Brutalismus: Ist das Kult, oder kann das weg?

Foto: Anna Pleslová

In der Bauweise der Nachkriegszeit haben sich in Ost wie West künstlerische und politische Ziele miteinander vermischt. Heute stehen auch in Tschechien viele der ehemaligen Prestige-Bauten jedoch leer. Die Ausstellung „Iconic Ruins?“ widmet sich dieser markanten Bauweise. Sie ist eine von über 300 Veranstaltungen im Rahmen des internationalen Projekts „Shared Cities: Creative Momentum“.

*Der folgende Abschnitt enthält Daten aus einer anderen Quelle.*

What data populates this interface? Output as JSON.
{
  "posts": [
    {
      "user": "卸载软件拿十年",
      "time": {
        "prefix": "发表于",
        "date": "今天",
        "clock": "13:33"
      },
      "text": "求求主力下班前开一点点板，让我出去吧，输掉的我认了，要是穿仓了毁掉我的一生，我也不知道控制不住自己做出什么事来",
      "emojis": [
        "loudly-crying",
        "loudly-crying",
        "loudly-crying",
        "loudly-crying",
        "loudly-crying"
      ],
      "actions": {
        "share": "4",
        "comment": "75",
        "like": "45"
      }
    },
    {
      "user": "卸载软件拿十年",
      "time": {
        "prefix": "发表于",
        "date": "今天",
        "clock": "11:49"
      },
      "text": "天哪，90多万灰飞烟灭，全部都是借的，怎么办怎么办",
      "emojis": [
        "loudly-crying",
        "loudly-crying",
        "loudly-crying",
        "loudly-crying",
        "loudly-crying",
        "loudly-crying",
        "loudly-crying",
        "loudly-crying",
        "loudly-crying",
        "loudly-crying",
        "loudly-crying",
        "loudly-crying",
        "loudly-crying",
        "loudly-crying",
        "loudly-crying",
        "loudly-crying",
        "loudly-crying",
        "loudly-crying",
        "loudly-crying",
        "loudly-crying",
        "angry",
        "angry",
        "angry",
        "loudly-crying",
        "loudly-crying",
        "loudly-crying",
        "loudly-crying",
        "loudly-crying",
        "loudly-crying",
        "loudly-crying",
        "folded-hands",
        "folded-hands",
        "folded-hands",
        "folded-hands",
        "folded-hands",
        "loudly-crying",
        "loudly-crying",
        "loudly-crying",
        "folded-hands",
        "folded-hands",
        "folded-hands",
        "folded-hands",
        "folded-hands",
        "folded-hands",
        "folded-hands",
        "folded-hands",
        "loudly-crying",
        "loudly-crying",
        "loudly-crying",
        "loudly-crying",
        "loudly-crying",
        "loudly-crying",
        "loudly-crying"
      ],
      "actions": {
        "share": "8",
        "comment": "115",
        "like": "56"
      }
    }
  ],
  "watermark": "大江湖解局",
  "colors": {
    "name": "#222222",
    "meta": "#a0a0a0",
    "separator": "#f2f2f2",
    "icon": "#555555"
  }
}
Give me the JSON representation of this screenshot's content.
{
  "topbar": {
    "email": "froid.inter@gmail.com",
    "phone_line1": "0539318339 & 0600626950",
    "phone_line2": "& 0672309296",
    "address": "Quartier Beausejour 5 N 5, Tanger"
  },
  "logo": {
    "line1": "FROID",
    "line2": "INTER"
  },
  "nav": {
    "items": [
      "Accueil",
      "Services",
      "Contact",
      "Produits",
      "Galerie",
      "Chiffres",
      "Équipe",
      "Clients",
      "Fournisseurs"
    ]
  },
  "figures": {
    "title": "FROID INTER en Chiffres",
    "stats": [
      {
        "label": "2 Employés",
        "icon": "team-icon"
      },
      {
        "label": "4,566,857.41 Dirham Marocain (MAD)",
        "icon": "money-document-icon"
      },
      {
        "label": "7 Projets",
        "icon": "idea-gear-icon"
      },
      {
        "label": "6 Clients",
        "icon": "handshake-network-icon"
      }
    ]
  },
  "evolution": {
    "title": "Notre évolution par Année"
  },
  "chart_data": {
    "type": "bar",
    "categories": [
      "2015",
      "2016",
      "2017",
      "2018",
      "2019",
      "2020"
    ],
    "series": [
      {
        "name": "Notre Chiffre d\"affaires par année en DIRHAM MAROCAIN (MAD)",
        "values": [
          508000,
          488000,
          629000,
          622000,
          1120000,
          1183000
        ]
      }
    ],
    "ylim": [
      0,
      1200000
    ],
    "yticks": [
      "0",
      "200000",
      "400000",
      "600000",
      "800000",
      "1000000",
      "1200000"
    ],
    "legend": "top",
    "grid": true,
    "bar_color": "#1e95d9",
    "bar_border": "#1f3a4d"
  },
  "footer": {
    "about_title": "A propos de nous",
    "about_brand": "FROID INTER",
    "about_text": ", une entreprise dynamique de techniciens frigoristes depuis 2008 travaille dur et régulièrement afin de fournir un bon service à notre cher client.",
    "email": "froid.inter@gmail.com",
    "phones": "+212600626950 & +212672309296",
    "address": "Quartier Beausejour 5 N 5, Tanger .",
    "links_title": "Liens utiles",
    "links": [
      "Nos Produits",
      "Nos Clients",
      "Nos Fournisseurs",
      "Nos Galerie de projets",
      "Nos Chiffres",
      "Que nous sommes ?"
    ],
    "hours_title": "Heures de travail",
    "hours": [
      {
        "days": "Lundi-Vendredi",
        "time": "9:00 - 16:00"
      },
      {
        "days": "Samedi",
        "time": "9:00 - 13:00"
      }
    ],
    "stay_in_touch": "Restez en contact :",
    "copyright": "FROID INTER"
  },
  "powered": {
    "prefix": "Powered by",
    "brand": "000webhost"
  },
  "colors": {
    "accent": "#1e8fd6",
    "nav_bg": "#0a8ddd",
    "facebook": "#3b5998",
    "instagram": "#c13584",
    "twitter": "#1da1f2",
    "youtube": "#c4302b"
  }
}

Transgas-Gebäude | Foto:  Ondřej Tomšů,  Radio Prague International

Petr Vorlík am Mikrofon  (Foto: Jana Burczyk)
Wer auf dem Weg zum Tschechischen Rundfunk in die Římská-Straße einbiegt, wird von Baulärm begrüßt. Direkt neben dem Rundfunkhaus wird das Transgas-Gebäude abgerissen. Es ist kein Einzelfall. Viele der Bauten stehen leer, die zwischen 1945 und 1989 entstanden sind. Die meisten von ihnen haben ein schlechtes Image: hässlich und grobschlächtig – dabei hat die Bauweise ungeahnte Formenvielfalt. Die Ausstellung „Iconic Ruins?“ befasst sich mit Prestige-Kolossen aus ehemaligen Ostblock-Ländern. Tenor der Veranstaltung: nutzen und erhalten, wo es nur geht. Petr Vorlík ist tschechischerseits Kurator der Ausstellung.

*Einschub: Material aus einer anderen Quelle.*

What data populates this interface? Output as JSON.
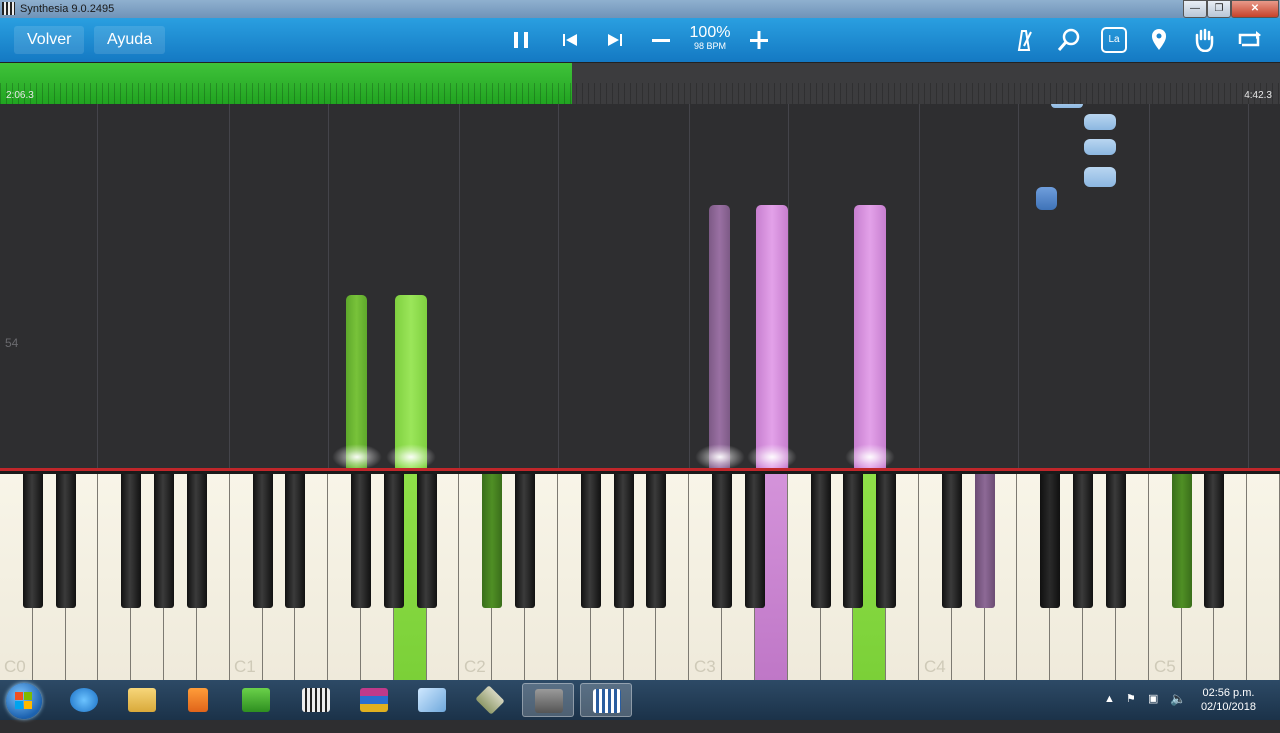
{
  "window": {
    "title": "Synthesia 9.0.2495",
    "controls": [
      "minimize",
      "maximize",
      "close"
    ]
  },
  "toolbar": {
    "back_label": "Volver",
    "help_label": "Ayuda",
    "speed_percent": "100%",
    "tempo": "98 BPM",
    "icons": [
      "pause-icon",
      "skip-back-icon",
      "skip-forward-icon",
      "minus-icon",
      "plus-icon",
      "metronome-icon",
      "zoom-icon",
      "note-labels-icon",
      "bookmark-icon",
      "hand-icon",
      "loop-icon"
    ],
    "note_labels_glyph": "La",
    "accent": "#1e8fd6"
  },
  "progress": {
    "elapsed": "2:06.3",
    "total": "4:42.3",
    "fraction": 0.447,
    "color": "#2fb52d"
  },
  "piano_roll": {
    "measure_number": "54",
    "note_colors": {
      "left_hand": "#8ad84b",
      "right_hand": "#d494dc",
      "upcoming": "#8cb7e1"
    }
  },
  "keyboard": {
    "octave_labels": [
      "C0",
      "C1",
      "C2",
      "C3",
      "C4",
      "C5"
    ],
    "highlight_line_color": "#c0262a"
  },
  "taskbar": {
    "apps": [
      "internet-explorer-icon",
      "file-explorer-icon",
      "media-player-icon",
      "zip-app-icon",
      "piano-app-icon",
      "winrar-icon",
      "document-app-icon",
      "xbox-app-icon",
      "recorder-app-icon",
      "synthesia-app-icon"
    ],
    "time": "02:56 p.m.",
    "date": "02/10/2018"
  }
}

„Mit der Ausstellung wollen wir die Nachkriegsbauweise in den vier ehemaligen Ostblockländern Tschechien, Slowakei, Polen und Ungarn miteinander vergleichen. Und wir möchten zeigen, wie sie sich entwickelt hat.“

Denn in den Gebäuden hätten nicht nur politische Ambitionen gesteckt. Diese verkörperten auch die Kreativität der Architekten. Als Kunsthistoriker bedauert Vorlík daher, welches Schicksal den meisten brutalistischen Bauten bevorsteht.

Foto: Anna Pleslová
„In Prag wurden einige der Gebäude bereits abgerissen, das Hotel Praha zum Beispiel. Das Problem ist aber nicht so sehr der komplette Abriss, sondern die Art der Umgestaltung. Das heißt, die Grundstruktur der Gebäude bleibt erhalten. Allerdings bekommen sie eine neue Fassade und auch eine andere Innengestaltung.“

Bedauerlich sei auch, dass beim Abriss die qualitativ eher hochwertigen Baumaterialien der Protz-Kolosse und die künstlerische Gestaltung an Außen- und Innenwänden verloren gingen. Das gelte besonders für die repräsentativen Bauten des öffentlichen Lebens, mit denen sich die Ausstellung befasst.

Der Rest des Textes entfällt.